The Shrinking IT Budget

For over two years, TSIA has been imploring technology companies to close a growing “consumption gap.” This is the gap between all the great functionality available from a technology product and the actual functionality being consumed by customers. When this gap becomes too large, customers lose the incentive to purchase new technology because they aren’t able to leverage what they have already purchased. Now, there is second (very related) threat that is preventing your customers from investing in new product releases.  

When Did This Happen?

In Barcelona during our Technology Services European conference, I sat in a breakout focused on services innovation and services development. During the discussion, several attendees lamented the fact they were not able to secure new tools that could accelerate the services development process. Why? IT budgets were being totally consumed to simply support applications and infrastructure already in place. There was no incremental budget to support the implementation of the new applications required by the services organizations.
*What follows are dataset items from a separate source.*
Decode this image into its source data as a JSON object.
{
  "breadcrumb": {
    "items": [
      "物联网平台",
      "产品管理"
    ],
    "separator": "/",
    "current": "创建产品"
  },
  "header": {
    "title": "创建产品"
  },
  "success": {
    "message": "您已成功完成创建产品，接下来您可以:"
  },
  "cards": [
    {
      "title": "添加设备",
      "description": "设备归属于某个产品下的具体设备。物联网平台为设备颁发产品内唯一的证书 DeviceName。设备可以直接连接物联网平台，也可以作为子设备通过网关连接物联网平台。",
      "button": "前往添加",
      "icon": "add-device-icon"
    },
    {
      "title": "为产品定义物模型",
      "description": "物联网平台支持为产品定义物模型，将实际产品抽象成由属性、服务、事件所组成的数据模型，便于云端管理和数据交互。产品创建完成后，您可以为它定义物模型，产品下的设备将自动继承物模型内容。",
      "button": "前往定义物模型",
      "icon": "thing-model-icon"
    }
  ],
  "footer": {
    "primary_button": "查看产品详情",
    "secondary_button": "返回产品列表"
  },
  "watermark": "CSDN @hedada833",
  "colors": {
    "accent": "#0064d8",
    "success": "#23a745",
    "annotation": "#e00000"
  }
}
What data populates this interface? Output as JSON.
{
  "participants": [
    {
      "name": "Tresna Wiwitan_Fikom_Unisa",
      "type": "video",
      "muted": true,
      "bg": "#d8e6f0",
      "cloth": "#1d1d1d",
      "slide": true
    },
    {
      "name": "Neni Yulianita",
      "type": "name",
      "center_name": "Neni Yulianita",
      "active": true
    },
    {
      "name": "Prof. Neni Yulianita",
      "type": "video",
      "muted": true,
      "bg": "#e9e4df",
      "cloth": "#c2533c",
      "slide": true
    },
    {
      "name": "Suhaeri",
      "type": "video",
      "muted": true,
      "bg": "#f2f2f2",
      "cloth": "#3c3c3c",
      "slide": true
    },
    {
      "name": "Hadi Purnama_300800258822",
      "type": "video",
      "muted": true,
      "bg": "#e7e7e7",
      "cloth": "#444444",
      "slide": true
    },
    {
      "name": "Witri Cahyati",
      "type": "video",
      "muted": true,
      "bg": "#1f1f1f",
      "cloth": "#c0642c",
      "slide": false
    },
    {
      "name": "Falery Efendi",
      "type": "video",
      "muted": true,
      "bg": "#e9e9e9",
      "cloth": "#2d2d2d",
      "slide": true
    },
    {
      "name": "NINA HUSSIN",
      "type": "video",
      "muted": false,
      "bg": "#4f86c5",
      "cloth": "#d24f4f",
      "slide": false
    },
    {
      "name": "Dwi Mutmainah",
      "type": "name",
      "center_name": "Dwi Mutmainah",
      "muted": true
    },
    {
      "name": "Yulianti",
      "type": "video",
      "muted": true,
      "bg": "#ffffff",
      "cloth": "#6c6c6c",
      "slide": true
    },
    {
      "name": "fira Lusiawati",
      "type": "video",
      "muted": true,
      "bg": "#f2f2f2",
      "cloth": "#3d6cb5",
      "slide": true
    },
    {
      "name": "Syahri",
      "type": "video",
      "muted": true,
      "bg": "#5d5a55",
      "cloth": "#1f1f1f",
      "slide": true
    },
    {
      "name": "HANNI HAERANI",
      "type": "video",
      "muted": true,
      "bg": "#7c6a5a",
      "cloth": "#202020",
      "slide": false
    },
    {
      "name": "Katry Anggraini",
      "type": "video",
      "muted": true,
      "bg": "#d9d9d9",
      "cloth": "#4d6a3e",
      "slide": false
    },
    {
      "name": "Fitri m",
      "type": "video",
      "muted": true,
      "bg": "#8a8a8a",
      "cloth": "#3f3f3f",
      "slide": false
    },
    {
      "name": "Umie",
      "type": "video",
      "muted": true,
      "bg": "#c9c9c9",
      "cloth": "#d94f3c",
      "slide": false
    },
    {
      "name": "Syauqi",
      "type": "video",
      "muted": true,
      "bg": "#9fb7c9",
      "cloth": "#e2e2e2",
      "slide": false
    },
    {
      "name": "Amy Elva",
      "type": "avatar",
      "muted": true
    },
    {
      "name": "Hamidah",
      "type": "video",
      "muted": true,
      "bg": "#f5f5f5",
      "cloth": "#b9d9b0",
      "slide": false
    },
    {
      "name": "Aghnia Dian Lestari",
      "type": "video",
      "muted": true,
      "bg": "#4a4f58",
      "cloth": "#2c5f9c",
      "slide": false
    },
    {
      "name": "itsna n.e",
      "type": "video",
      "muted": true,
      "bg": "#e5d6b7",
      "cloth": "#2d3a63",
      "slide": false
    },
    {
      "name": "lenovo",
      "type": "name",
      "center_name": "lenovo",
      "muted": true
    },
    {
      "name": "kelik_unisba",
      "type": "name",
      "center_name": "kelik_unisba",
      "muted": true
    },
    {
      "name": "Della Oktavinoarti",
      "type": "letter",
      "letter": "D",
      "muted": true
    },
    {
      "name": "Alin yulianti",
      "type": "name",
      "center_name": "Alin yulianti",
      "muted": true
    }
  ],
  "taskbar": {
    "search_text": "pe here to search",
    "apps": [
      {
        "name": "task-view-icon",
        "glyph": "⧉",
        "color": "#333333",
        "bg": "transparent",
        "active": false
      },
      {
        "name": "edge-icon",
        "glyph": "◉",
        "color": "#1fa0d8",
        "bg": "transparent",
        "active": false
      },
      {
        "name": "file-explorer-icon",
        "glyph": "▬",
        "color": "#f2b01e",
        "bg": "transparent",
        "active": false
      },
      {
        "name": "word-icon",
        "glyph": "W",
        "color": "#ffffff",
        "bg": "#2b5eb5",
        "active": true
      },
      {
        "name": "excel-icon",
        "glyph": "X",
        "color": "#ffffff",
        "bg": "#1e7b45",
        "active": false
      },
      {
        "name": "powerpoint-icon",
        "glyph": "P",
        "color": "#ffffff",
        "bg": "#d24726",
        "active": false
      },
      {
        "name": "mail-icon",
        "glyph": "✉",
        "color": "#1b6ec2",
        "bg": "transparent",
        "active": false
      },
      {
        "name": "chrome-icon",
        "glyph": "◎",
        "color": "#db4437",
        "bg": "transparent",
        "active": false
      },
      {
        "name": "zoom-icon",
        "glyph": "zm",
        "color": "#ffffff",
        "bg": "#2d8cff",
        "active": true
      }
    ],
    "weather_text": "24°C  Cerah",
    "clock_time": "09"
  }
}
Now, I have to you, the irony of this situation was not lost on me. Here were senior leaders from technology companies, lamenting the fact that the maintenance of legacy technologies was crushing the ability to pursue new innovation. Uh, folks—who sold those legacy environments? You did.

CIO Survey Results

Now, part of me did not believe that IT budgets were so upside down. How can companies in general innovate if all of their technology dollars are spent simply maintaining existing stuff? Well, the reality is actually worse than I feared.

Deloitte Consulting runs an annual CIO survey. The most recent report from 2009 has two sobering facts. First of all, IT budgets are indeed being consumed by legacy costs. Look at the image below:

IT Budget Spending

So, these CIOs are already spending 70% of their budgets just to keep the lights on. Now, here comes the sound of the other shoe falling:

80% of CIOs in the Deloitte survey were in the middle of an IT cost reduction program.

So, how much money is left for new technology initiatives if the mantra is cost reduction?  You can download the complete survey results by visiting:

I have to warn you, the additional data points in the survey are just as depressing.

Now You Know Why

Companies aren’t using all of the technology capabilities they have already purchased. IT budgets are being consumed to support the ongoing maintenance of these under leveraged legacy environments. CIOs are being driven to reduce overall IT spend. Not a pretty set of circumstances. Why is “cloud computing” such a hyped concept in the IT industry? Because it offers a path out of this current disastrous landscape.  Hosted models create new options to reduce the cost of supporting IT environments. Cloud also creates a reason for companies to consider spending on a new IT initiative. Both of these facts excite technology providers. However, the unanswered questions for everyone from Microsoft to Oracle to HP to Cisco are not insignificant:

  • What do these new cloud consumption models mean to the overall business model?
  • How will these new cloud services actually be taking to market?
  • What service capabilities will be required to make sure cloud platforms become sticky with customers?
  • What services will be required to make sure customers can consume all of the capabilities of these new cloud offerings (and that a new consumption gap is not replicated)?

These are the questions I do not see the IT press or business press discussing. These are the questions keeping my colleagues and me at TSIA awake at night.